Brian Eno

About Brian Eno

Brian Eno is a British musician and composer best known for his contributions to ambient music. He has been described as “one of the most influential and imaginative figures in popular music.” Eno has studied painting and experimental music at Ipswich Civic College’s art school in the 1960s. In the mid-1970s, he began to explore a minimalist sound on albums such as Discreet Music and Ambient 1: Music for Airports.

About his early life

Peter Brian George Eno was born in the Suffolk village of Melton on May 15, 1948, to William Arnold Eno (1916–1988), a postal worker and clock and watched repairer, and Maria AlphonsineEno (née Bus lot; 1922–2005), a Belgian national.

Brian Eno is the eldest of the couple’s three children, with a brother named Roger and a sister named Arlette. Their half-sister from their mother’s previous relationship, Rita, is their only sibling. The surname Eno comes from the Huguenot surname Hennot in France.
Eno enrolled in St Joseph’s College, a Catholic grammar school administered by the De La Salle Brothers, in Ipswich in 1959. In 1964, he enrolled at the Winchester School of Art to seek a certificate in Fine Arts after completing four O-levels. He established his first avant-garde ensemble, the Black Aces, and developed a theatrical persona on stage.


Enomoved to London after divorcing his wife in 1969, where he began his professional music career. His maiden appearance on a commercially published recording, The Great Learning, was released by Deutsche Gramophone (1971). The soundtrack from Malcolm Le Grice’s nine-minute avant-garde art film Berlin Horse was another early recording (1970). He was responsible for the albums Fripp&Eno (No Pussyfooting) (1973), Taking Tiger Mountain (By Strategy) (1974), Another Green World (1975), and Before and After Science (1976). (1977). Due to renditions by Bauhaus and 801, “Third Uncle” became one of Eno’s most well-known tracks. June Campbell Cramer’s experimental/spoken word album Lady June’s Linguistic Leprosy featured Eno and Kevin Ayers (1974) music.

In 1975, Brian Eno coined “ambient music” to describe music that modifies the listener’s perception of their surroundings. His initial piece of ambient music, Discreet Music (1975), was written utilizing a sophisticated tape-delay method that he diagrammed on the back cover of the LP. The following compositions in his Ambient series were The Plateaux of Mirror, Day of Radiance, and Music for Airports (Ambient 1). Along with American composer Laraaji, he also played the zither and hammered dulcimer.

In 1992, Eno produced Nerve Net, a syncopated rhythms album that featured contributions by Fripp, BenmontTench, Robert Quine, and John Paul Jones. Most traditional modes, scales, and pitch principles are rejected by the Shutov Assembly, which was recorded between 1985 and 1990. In 1993, he recorded two albums with Manchester rock band James, Laid and WahWah. In 1996, Brian Eno and Robert Fripp worked on the six-part fantasy television series Neverwhere. He worked on ambient music with David Byrne for the release of My Life in the Bush of Ghosts in 2003.

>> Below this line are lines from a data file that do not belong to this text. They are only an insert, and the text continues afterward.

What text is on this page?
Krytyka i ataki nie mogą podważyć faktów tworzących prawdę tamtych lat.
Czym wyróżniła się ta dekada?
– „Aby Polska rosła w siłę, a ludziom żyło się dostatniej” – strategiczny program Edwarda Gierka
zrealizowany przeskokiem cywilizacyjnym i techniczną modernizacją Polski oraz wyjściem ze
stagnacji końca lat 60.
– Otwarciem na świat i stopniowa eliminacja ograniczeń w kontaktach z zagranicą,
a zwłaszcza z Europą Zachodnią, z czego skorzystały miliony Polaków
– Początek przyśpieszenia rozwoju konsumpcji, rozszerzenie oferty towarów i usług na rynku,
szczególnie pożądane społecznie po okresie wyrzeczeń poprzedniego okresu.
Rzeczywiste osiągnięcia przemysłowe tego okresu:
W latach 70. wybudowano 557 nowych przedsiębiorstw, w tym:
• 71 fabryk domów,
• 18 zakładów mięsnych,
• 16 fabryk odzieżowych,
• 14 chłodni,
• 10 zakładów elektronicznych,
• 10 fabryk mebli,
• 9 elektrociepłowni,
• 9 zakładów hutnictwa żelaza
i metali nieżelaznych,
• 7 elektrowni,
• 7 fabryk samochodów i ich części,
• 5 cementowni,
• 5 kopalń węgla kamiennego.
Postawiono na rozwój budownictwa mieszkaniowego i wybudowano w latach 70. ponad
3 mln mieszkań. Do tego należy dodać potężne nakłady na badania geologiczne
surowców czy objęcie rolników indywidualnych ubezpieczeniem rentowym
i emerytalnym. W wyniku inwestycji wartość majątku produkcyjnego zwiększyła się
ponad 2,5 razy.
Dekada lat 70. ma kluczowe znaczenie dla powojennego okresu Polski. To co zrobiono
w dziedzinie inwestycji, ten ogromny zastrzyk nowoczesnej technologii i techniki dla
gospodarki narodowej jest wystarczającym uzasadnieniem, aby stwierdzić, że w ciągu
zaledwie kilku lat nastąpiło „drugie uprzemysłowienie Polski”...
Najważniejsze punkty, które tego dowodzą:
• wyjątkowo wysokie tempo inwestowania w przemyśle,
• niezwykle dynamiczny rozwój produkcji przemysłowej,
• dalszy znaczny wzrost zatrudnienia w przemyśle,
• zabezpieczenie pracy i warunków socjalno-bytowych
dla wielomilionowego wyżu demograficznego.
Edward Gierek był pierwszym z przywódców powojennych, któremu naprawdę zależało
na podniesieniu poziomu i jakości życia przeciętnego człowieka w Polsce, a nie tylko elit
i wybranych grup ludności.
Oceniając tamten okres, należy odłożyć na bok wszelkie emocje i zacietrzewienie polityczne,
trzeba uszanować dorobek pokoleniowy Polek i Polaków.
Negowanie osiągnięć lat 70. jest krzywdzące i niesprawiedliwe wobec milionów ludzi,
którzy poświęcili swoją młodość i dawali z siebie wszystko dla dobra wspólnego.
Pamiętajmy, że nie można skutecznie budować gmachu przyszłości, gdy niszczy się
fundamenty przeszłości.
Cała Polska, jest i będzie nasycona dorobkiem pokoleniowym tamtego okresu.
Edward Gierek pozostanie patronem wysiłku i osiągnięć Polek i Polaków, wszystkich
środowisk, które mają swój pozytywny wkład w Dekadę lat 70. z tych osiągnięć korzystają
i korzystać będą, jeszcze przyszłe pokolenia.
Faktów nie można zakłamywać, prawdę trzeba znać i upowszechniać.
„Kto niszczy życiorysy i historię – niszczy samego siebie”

Drums Between the Bells, Eno’s debut solo album, was released in July 2010 and was a collaboration with poet Rick Holland. Lux, a 76-minute work broken into four parts, was released in November 2012 by Warp. Someday World, a collaboration between Eno and Underworld’s Karl Hyde, was published in May 2014 and included a variety of guest performers, including Will Champion of Coldplay and Andy Mackay of Roxy Music and newer names like Fred Gibson, 22. Reflection, an album of ambient, generative music by Eno, was released on Warp Records on January 1, 2017. In April 2018, Brian Eno and Kevin Shields released The Weight Of History / Only Once Away My Son, a collaborative double A-side for Record Store Day.

Brian Eno claims that the current NFT craze allows musicians to be “little commercial jerks,” which he hates.
Hundreds of artists have started selling music, artwork, and other items as non-fungible tokens (NFTs) this year, with many criticizing the crypto content for its climate change impact.

He then collaborated with his brother, Roger Eno, on the tone poetry anthology Mixing Colours (2020). Film Music 1967–2020 is a collection of his tunes used in films and television shows.